Ma torniamo al personaggio centrale del vangelo, alla donna Cananea, una donna straziata dalla sofferenza, che ci offre la chiave per altre considerazioni. La donna va da Gesù perché sua figlia è ammalata. Si sente in ansia per sua figlia. Questa donna ama sua figlia, non c'è dubbio, ma l'amore non basta. Bisogna fare qualcosa, bisogna far vedere praticamente come si ama. La figlia è ammalata e la madre dice a Gesù: “Pietà di me!”. La madre chiede perdono di sé o per sé? O questa madre è semplicemente stanca della vita d’inferno che la malattia della figlia gli ha creato? Oppure chiede perdono perché si rende conto che se sua figlia è così, lei in qualche modo ne è colpevole, lei c'entra? Queste parole ci fanno pensare proprio questo, che l'origine o la causa della malattia risieda nella madre. Del resto, quante madri si colpevolizzano per i fallimenti dei figli!
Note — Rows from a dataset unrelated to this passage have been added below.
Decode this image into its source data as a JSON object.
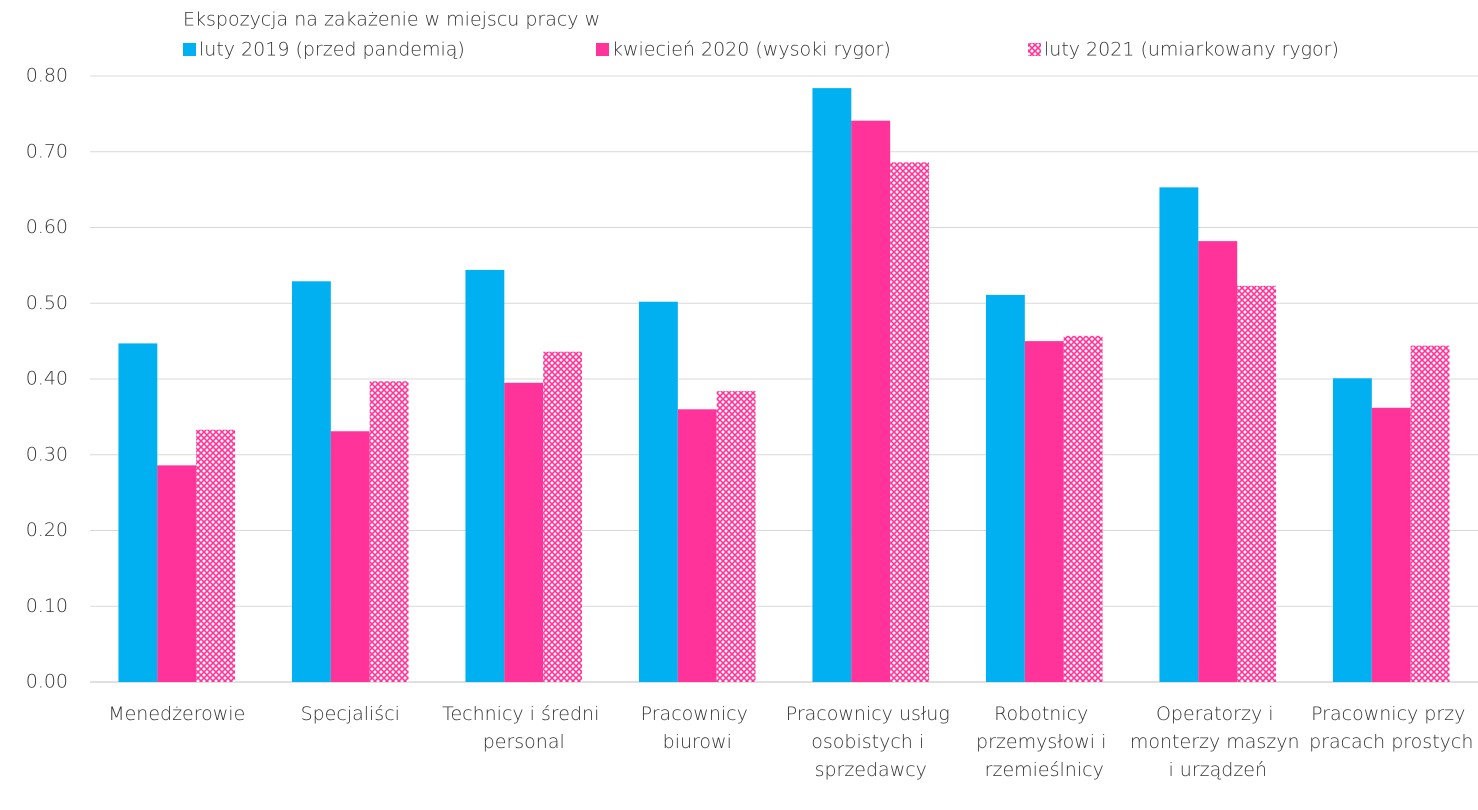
{
  "chart_data": {
    "type": "bar",
    "legend_title": "Ekspozycja na zakażenie w miejscu pracy w",
    "legend": "top-left",
    "grid": true,
    "categories": [
      "Menedżerowie",
      "Specjaliści",
      "Technicy i średni personal",
      "Pracownicy biurowi",
      "Pracownicy usług osobistych i sprzedawcy",
      "Robotnicy przemysłowi i rzemieślnicy",
      "Operatorzy i monterzy maszyn i urządzeń",
      "Pracownicy przy pracach prostych"
    ],
    "series": [
      {
        "name": "luty 2019 (przed pandemią)",
        "color": "#00b0f0",
        "values": [
          0.447,
          0.529,
          0.544,
          0.502,
          0.784,
          0.511,
          0.653,
          0.401
        ]
      },
      {
        "name": "kwiecień 2020 (wysoki rygor)",
        "color": "#ff3399",
        "values": [
          0.286,
          0.331,
          0.395,
          0.36,
          0.741,
          0.45,
          0.582,
          0.362
        ]
      },
      {
        "name": "luty 2021 (umiarkowany rygor)",
        "color": "#ff3399",
        "pattern": "crosshatch",
        "values": [
          0.333,
          0.397,
          0.436,
          0.384,
          0.686,
          0.457,
          0.523,
          0.444
        ]
      }
    ],
    "ylim": [
      0,
      0.8
    ],
    "yticks": [
      {
        "value": 0,
        "label": "0.00"
      },
      {
        "value": 0.1,
        "label": "0.10"
      },
      {
        "value": 0.2,
        "label": "0.20"
      },
      {
        "value": 0.3,
        "label": "0.30"
      },
      {
        "value": 0.4,
        "label": "0.40"
      },
      {
        "value": 0.5,
        "label": "0.50"
      },
      {
        "value": 0.6,
        "label": "0.60"
      },
      {
        "value": 0.7,
        "label": "0.70"
      },
      {
        "value": 0.8,
        "label": "0.80"
      }
    ]
  }
}
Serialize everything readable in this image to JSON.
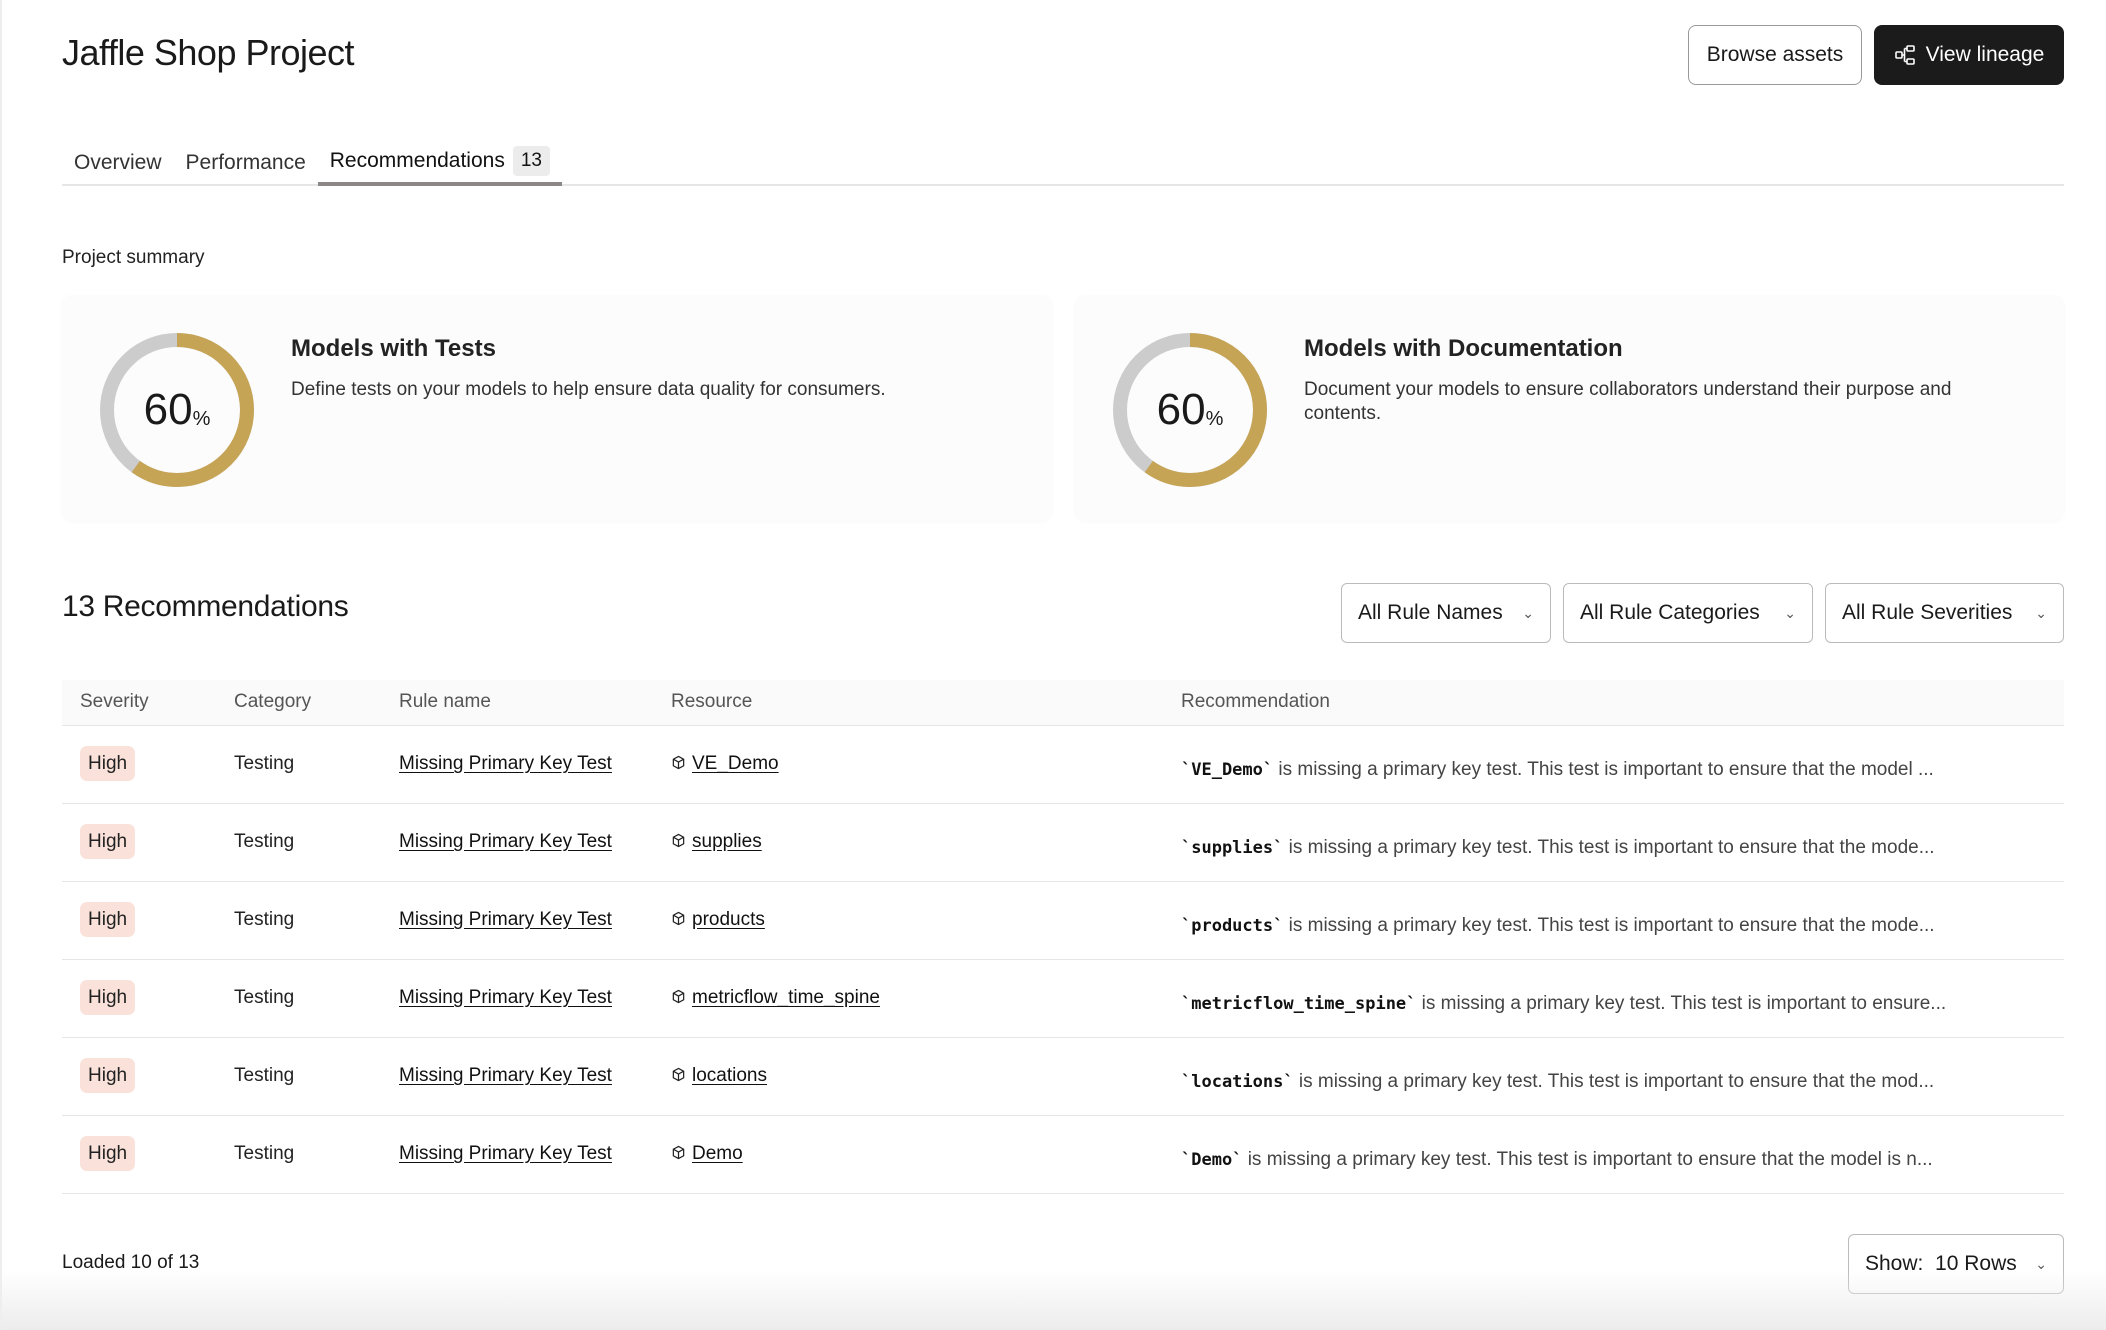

E pensano: Se e quando la madre guarisce, quando la madre sarà perdonata per le sue deficienze e potrà guarire, anche i figli guariranno, perché è giusto che la persona che ne ha causato la malattia, sia la stessa che li porta anche a guarigione.
La donna cananea è decisa, forte, cocciuta, determinata. Va da Gesù e gli grida dietro. Ma lui si gira dall’altra parte e se ne va per la sua strada. Forse a noi sarebbe bastato questo rifiuto per desistere. Ma a lei no, lei continua a seguirlo e a gridare. I discepoli la giudicano con sufficienza e fastidio. Chi non si sarebbe sentito umiliato e svergognato, offeso e indignato? Ma lei non si arrende. Raggiunge Gesù, si butta a terra e implora. E lui le dice ancora di no. “Ma cosa vuoi da me?”. A questo punto delusione, rabbia, umiliazione, disperazione, avrebbero invaso il cuore di chiunque. Ma lei continua. Questa donna non teme il giudizio, non teme l'impopolarità, non teme la derisione. Questa donna è un gigante, un'eroina, una donna selvaggia che non si arrende e che per questa sua energia otterrà ciò che vorrà. È perché vuole con tutta se stessa la guarigione della figlia che alla fine l'avrà. È perché è disposta a tutto, anche di cambiare radicalmente, che sua figlia guarirà. Capito il messaggio?
Nel Padre Nostro, fratelli, Gesù ci raccomanda di pregare: “Sia fatta la tua volontà”. Ma di fronte a tanta fede, a tanta perseveranza, Gesù capovolge tutto: “Donna, sia fatta la tua volontà. Ti sia fatto come desideri”. Perché, come ho detto, desiderare è volere, è provarci con tutte le forze, è agire, muoversi, è fare tutto ciò che è possibile fare; è, come per questa donna, non vergognarsi di perdere la faccia; è cambiare idea su di sé, è trovare soluzioni creative, è vincere la paura di essere rifiutati (da Gesù), è piegare il destino, è credere fino in fondo, costi quel che costi. L’importante non è tanto “se” ci crediamo, ma “quanto” ci crediamo! Facciamo tesoro, fratelli, di questo importante e vitale insegnamento. Perché Gesù ci accorderà sempre quello che chiediamo, in base però a “quanto” e a "come" noi lo desideriamo e lo chiediamo. Amen.